Temos de pensar que é possível. Que o podemos fazer. Porque criar uma narrativa é começar a visualizá-la. Temos de renunciar à nossa posição subordinada, pondo em cima da mesa que temos um projeto para uma sociedade diferente. Honra e respeito por aqueles que resistiram. Mas o tempo mudou e agora cabe-nos a nós tomar a iniciativa.

Porque eles foram, nós somos, façamos nosso o slogan: "CONSTRUIR É VENCER".

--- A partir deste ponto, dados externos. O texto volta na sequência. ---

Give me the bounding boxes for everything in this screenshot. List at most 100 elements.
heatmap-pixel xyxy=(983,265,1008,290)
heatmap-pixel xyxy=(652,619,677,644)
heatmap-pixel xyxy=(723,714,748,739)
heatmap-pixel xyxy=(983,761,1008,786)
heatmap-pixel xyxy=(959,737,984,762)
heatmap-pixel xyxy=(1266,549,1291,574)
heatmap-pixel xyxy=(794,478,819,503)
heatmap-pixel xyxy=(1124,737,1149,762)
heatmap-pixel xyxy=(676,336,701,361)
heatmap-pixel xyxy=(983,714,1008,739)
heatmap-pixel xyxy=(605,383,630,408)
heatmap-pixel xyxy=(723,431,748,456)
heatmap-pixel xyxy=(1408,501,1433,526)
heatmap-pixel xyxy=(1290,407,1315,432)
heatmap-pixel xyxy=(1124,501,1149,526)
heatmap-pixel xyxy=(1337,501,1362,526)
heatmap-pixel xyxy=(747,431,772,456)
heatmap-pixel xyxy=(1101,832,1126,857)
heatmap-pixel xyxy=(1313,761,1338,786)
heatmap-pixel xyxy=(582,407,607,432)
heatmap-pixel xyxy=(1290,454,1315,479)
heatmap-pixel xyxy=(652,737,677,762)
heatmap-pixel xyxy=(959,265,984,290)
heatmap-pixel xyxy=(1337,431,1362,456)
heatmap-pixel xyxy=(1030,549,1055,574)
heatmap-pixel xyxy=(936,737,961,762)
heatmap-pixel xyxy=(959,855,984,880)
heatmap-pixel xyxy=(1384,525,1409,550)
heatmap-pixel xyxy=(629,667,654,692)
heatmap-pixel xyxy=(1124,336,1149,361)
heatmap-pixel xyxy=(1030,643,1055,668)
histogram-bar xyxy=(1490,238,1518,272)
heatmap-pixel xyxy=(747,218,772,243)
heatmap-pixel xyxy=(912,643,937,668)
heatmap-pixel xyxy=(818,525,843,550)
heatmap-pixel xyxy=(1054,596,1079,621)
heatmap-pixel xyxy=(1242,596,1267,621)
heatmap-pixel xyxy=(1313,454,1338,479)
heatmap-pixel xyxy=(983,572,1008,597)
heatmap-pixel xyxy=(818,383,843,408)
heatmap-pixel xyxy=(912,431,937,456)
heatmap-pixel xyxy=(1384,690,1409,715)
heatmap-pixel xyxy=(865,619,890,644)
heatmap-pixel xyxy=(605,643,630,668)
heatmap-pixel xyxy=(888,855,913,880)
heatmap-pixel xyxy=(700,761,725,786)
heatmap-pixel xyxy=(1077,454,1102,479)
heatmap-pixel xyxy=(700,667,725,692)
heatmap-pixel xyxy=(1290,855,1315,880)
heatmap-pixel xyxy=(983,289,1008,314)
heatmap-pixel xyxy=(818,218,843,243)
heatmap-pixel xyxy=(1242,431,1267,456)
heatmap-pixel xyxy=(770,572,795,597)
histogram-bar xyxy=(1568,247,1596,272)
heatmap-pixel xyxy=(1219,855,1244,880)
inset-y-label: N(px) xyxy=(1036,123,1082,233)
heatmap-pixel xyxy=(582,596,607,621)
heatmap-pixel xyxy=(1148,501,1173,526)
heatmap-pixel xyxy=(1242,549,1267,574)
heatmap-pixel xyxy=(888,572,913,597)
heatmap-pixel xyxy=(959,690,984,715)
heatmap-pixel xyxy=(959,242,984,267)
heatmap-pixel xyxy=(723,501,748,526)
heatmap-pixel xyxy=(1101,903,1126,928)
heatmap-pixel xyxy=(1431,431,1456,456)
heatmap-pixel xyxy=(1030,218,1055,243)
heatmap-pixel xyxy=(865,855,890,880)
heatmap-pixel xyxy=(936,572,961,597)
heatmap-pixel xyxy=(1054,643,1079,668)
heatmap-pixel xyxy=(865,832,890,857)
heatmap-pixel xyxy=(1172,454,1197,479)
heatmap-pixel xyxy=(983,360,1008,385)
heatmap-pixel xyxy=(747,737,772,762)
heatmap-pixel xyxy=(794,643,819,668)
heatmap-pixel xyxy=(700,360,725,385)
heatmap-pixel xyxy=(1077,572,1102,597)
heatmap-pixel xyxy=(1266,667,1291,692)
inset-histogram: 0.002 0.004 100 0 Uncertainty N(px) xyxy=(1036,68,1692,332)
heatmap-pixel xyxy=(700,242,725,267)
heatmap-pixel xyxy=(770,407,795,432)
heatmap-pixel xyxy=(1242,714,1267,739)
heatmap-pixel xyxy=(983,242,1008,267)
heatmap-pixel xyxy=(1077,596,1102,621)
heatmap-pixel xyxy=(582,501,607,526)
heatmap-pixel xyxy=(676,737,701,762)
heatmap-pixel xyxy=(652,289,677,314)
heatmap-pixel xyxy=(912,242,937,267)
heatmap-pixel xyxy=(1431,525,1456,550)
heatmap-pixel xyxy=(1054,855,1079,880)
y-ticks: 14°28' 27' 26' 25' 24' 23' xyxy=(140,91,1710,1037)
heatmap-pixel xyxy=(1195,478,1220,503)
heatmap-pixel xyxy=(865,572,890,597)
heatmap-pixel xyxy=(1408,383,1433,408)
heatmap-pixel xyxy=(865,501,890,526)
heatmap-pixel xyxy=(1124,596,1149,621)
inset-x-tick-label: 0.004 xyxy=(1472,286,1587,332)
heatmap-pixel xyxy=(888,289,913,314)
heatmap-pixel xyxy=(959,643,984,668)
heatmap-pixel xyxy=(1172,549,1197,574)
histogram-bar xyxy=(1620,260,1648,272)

[1] Reforçado pelo apoio intelectual de Fukuyama e dos seus O fim da história

[2] Cuja experiência política fundamental é o movimento zapatista, e cujo autor de referência, John Holloway, com a sua obra Mudar o mundo sem tomar o poder

[3] Para responder a algumas das suas limitações, Garcia Linera fornece explicações muito interessantes. Mas, pessoalmente, recomendo a visualização deste vídeo. http://www.youtube.com/watch?v=a9iFrRUNqpQ

[4] É importante ver os progressos realizados com o conceito de "cooperativa integral", dos quais vale a pena mencionar aquele que primeiro testou o modelo e serviu de referência: a Cooperativa Integral Catalã

[5] Estou consciente do carácter sintético e perigoso desta afirmação. Não se trata, em momento algum, de desvalorizar o trabalho efectuado ao longo de muitos anos por todos os militantes que acreditaram na causa de um mundo melhor. Se hoje existe um futuro, é graças a essas "honrosas excepções", às quais não podemos deixar de manifestar respeito, gratidão e admiração. Longe disso, não partilho a ideia de que as ideologias não são válidas. Apenas assinalo que surgiram discursos mais ágeis, que não se deixam pesar por referências que se encontravam num processo de incerteza histórica. Nas palavras de German Cano, "as novas gerações políticas [...] são [...] mais imunes à tentação melancólica do que as gerações anteriores".